Originally posted 2012-12-04 17:03:08.
The pharmaceutical industry is a wonderful example of the importance of intellectual property. In this particular industry, intellectual property does more than just maximize profits and keep the market competitive. The protection of intellectual property rights helps establish a strong and effective public health infrastructure.
One of the benefits of intellectual property in this industry is patent and trademark systems help authorities assess the quality of drug products that are being put out into the market. These protections allow authorities to take active measures to prevent counterfeit copies of drugs to enter the market. Without such protections, countries would have a difficult time protecting the safety of drugs that enter a country. Another benefit of intellectual property is it helps introduce new products into the market more rapidly by encouraging pioneer companies to enter the market.
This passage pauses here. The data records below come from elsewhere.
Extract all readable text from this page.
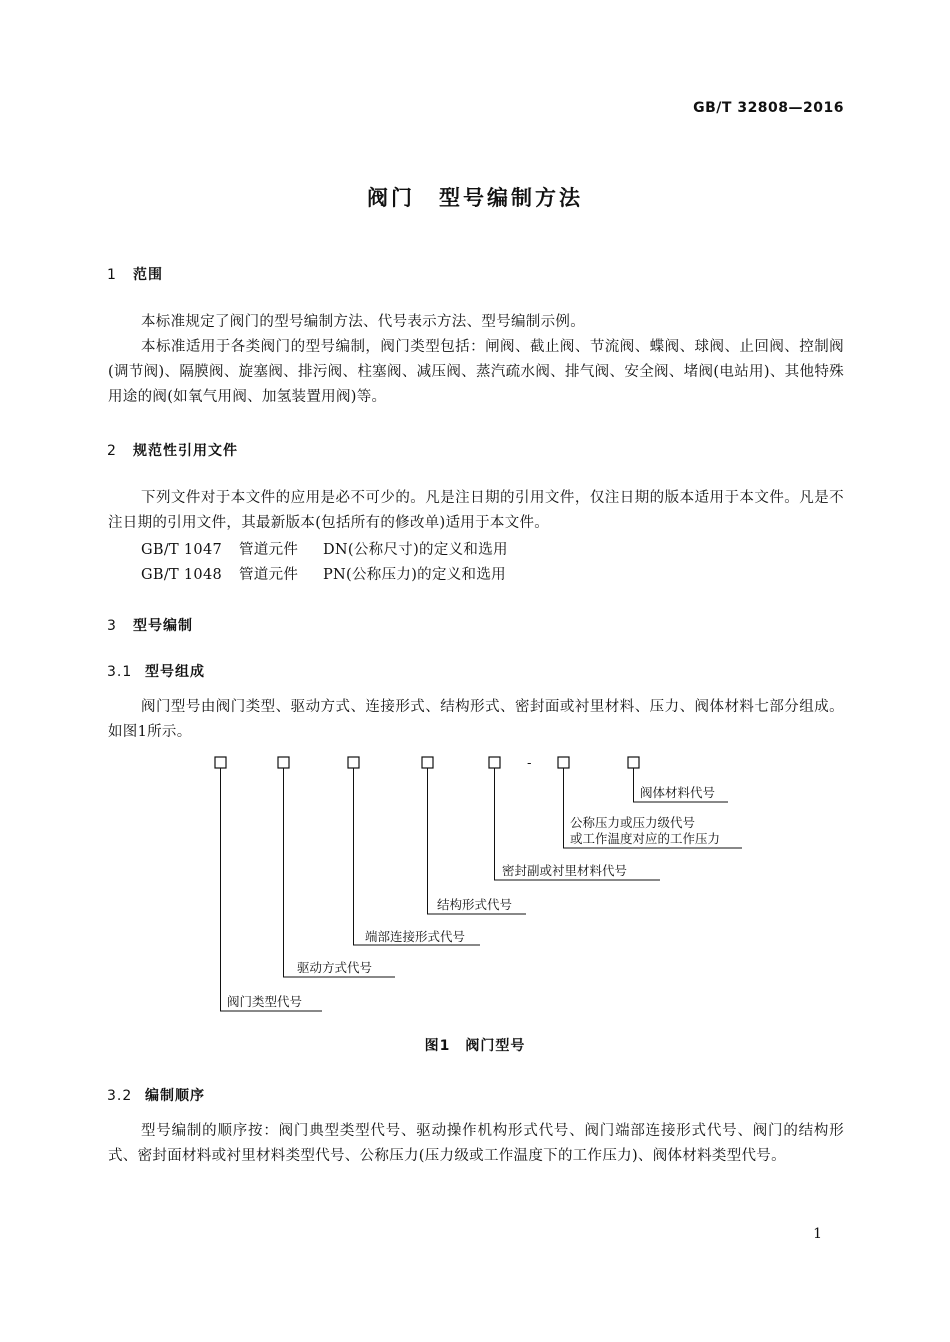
GB/T 32808—2016
阀门　型号编制方法
1 范围
本标准规定了阀门的型号编制方法、代号表示方法、型号编制示例。
本标准适用于各类阀门的型号编制，阀门类型包括：闸阀、截止阀、节流阀、蝶阀、球阀、止回阀、控制阀(调节阀)、隔膜阀、旋塞阀、排污阀、柱塞阀、减压阀、蒸汽疏水阀、排气阀、安全阀、堵阀(电站用)、其他特殊用途的阀(如氧气用阀、加氢装置用阀)等。
2 规范性引用文件
下列文件对于本文件的应用是必不可少的。凡是注日期的引用文件，仅注日期的版本适用于本文件。凡是不注日期的引用文件，其最新版本(包括所有的修改单)适用于本文件。
GB/T 1047 管道元件 DN(公称尺寸)的定义和选用
GB/T 1048 管道元件 PN(公称压力)的定义和选用
3 型号编制
3.1 型号组成
阀门型号由阀门类型、驱动方式、连接形式、结构形式、密封面或衬里材料、压力、阀体材料七部分组成。如图1所示。
-
阀体材料代号
公称压力或压力级代号
或工作温度对应的工作压力
密封副或衬里材料代号
结构形式代号
端部连接形式代号
驱动方式代号
阀门类型代号
图1　阀门型号
3.2 编制顺序
型号编制的顺序按：阀门典型类型代号、驱动操作机构形式代号、阀门端部连接形式代号、阀门的结构形式、密封面材料或衬里材料类型代号、公称压力(压力级或工作温度下的工作压力)、阀体材料类型代号。
1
Perhaps most importantly, intellectual property helps promote the development and availability of new products. To create new drugs, a substantial amount of money is spent on research, and without investments to support research, new drugs would take longer to hit the market. Money is needed to develop products and make sure they are safe, as well as effective. Intellectual property helps turn innovative ideas into possible new drugs, and thus provides and incentive for innovation.
While intellectual property rights in the pharmaceutical industry often have a bad reputation of only trying to maximize profits, they actually serve multiple important functions. If a company did not seek to get patents for a particular drug, then cheaper, lesser quality products could flood the market. This would disrupt market segmentation, as it would allow for lower priced products to enter into the higher priced market. To prevent this, it is essential that pharmaceutical companies pursue patent laws and other possible intellectual property rights.